Cigna Corp. and the Blue Cross and Blue Shield Association say the federal government should put new behavioral health parity compliance rules through a formal review period, not package them as an informal batch of advice.
The Employee Benefits Security Administration, the Internal Revenue Service and the U.S. Department of Health and Human Services have tried to put new parity compliance guidelines in a set of answers to frequently asked questions about implementation of the Affordable Care Act.
Technically, the answer is just an informal batch of advice, not a regulation. The Obama administration “tri agencies” said in their answer, in October, that they want health insurers and health plans to explain their reasoning when they refuse to cover mental health or addiction treatment services.
The Mental Health Parity and Addiction Equity Act of 2008 and federal regulations based on the Affordable Care Act require plans to cover physical health and behavioral health services using the same “quantitative limits,” such as deductibles and office visit frequency limits.
Plans are also supposed to offer parity when it comes to “nonquantitative treatment limits,” or matters such as prescription drug formulary design and standards for letting providers participate in a plan’s network.
Officials also have said that plans should disclose all formulas, standards for evidence, and other instruments used to make behavioral health coverage decisions.
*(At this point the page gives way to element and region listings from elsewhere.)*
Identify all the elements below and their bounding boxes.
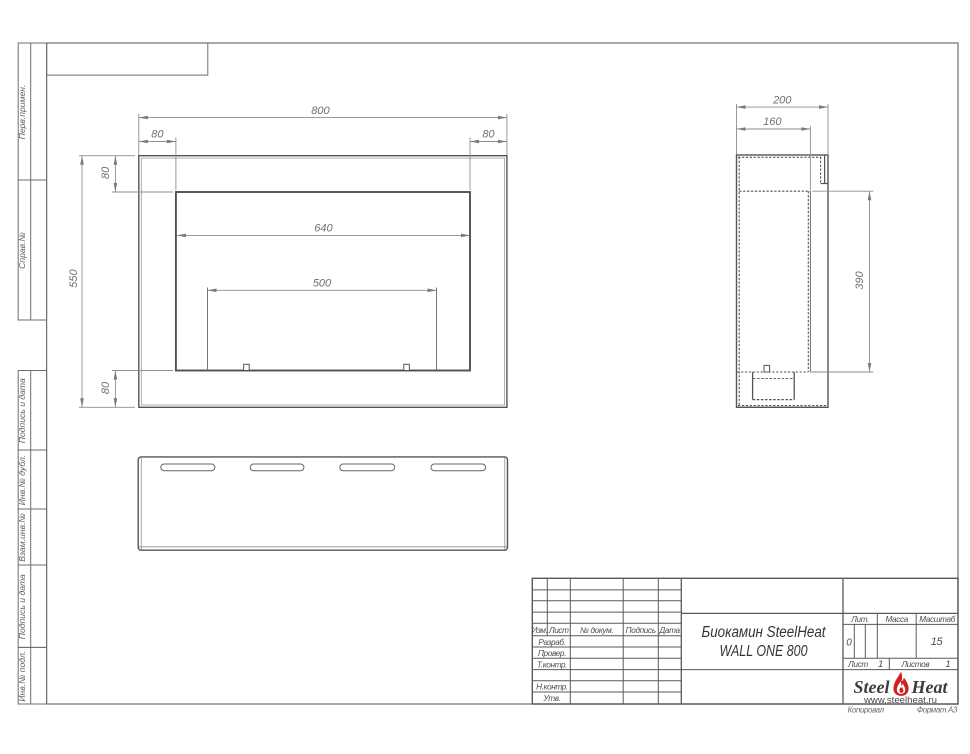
- svg-text:15: 15: [931, 636, 944, 648]
- svg-text:Т.контр.: Т.контр.: [537, 660, 567, 669]
- svg-text:Провер.: Провер.: [538, 649, 566, 658]
- svg-text:1: 1: [945, 659, 950, 670]
- svg-text:Инв.№ дубл.: Инв.№ дубл.: [17, 455, 27, 505]
- svg-text:Подпись и дата: Подпись и дата: [17, 574, 27, 639]
- svg-text:0: 0: [846, 637, 852, 648]
- svg-text:Лит.: Лит.: [850, 615, 869, 624]
- svg-text:80: 80: [100, 381, 112, 394]
- svg-text:Масса: Масса: [885, 615, 908, 624]
- svg-text:Формат А3: Формат А3: [917, 705, 958, 714]
- svg-text:800: 800: [311, 105, 330, 117]
- svg-text:Дата: Дата: [658, 626, 680, 635]
- svg-text:Биокамин SteelHeat: Биокамин SteelHeat: [702, 624, 827, 641]
- svg-text:80: 80: [151, 129, 164, 141]
- svg-text:Справ.№: Справ.№: [17, 232, 27, 269]
- svg-text:www.steelheat.ru: www.steelheat.ru: [863, 695, 937, 706]
- svg-text:390: 390: [854, 270, 866, 289]
- svg-text:80: 80: [482, 129, 495, 141]
- svg-text:Копировал: Копировал: [848, 705, 885, 714]
- svg-text:Инв.№ подл.: Инв.№ подл.: [17, 651, 27, 702]
- svg-text:Перв.примен.: Перв.примен.: [17, 85, 27, 140]
- svg-text:160: 160: [763, 116, 782, 128]
- svg-text:Лист: Лист: [548, 626, 569, 635]
- svg-text:200: 200: [772, 94, 792, 106]
- svg-text:Утв.: Утв.: [542, 694, 560, 703]
- svg-text:Изм.: Изм.: [532, 626, 548, 635]
- svg-text:Лист: Лист: [847, 660, 868, 669]
- svg-text:500: 500: [313, 278, 332, 290]
- svg-text:1: 1: [878, 659, 883, 670]
- svg-text:Листов: Листов: [901, 660, 931, 669]
- svg-text:WALL ONE 800: WALL ONE 800: [720, 643, 808, 660]
- svg-text:Подпись и дата: Подпись и дата: [17, 378, 27, 443]
- svg-text:Разраб.: Разраб.: [538, 638, 565, 647]
- svg-text:Масштаб: Масштаб: [919, 615, 956, 624]
- svg-text:Подпись: Подпись: [626, 626, 656, 635]
- svg-text:№ докум.: № докум.: [580, 626, 613, 635]
- svg-text:Н.контр.: Н.контр.: [536, 683, 568, 692]
- svg-text:550: 550: [68, 268, 80, 287]
- svg-text:Взам.инв.№: Взам.инв.№: [17, 513, 27, 561]
- svg-text:640: 640: [314, 223, 333, 235]
- svg-text:80: 80: [100, 166, 112, 179]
They suggested they could develop one, or several, model notices to help plans share information about behavioral health benefits decision processes with the patients.
Officials did ask for comments on their advice.
But David Schwartz, an executive at Cigna’s federal affairs unit, and Slackman, a regulatory policy specialist in the Washington office of the Blue Cross and Blue Shield Association, write in their comment letters that the tri agencies should handle the matter through the formal rulemaking and paperwork creation processes, not rush any new form or forms out in informal guidance.
Slackman warns against the government creating forms that give a few examples of bad coverage decisions, rather than a complete list.
If the government creates an incomplete form, that could drive up costs by creating “a proliferation of additional disclosures, which in turn would lead to confusion (and higher administrative costs) as to what disclosure is being requested and what must be supplied in response,” he says.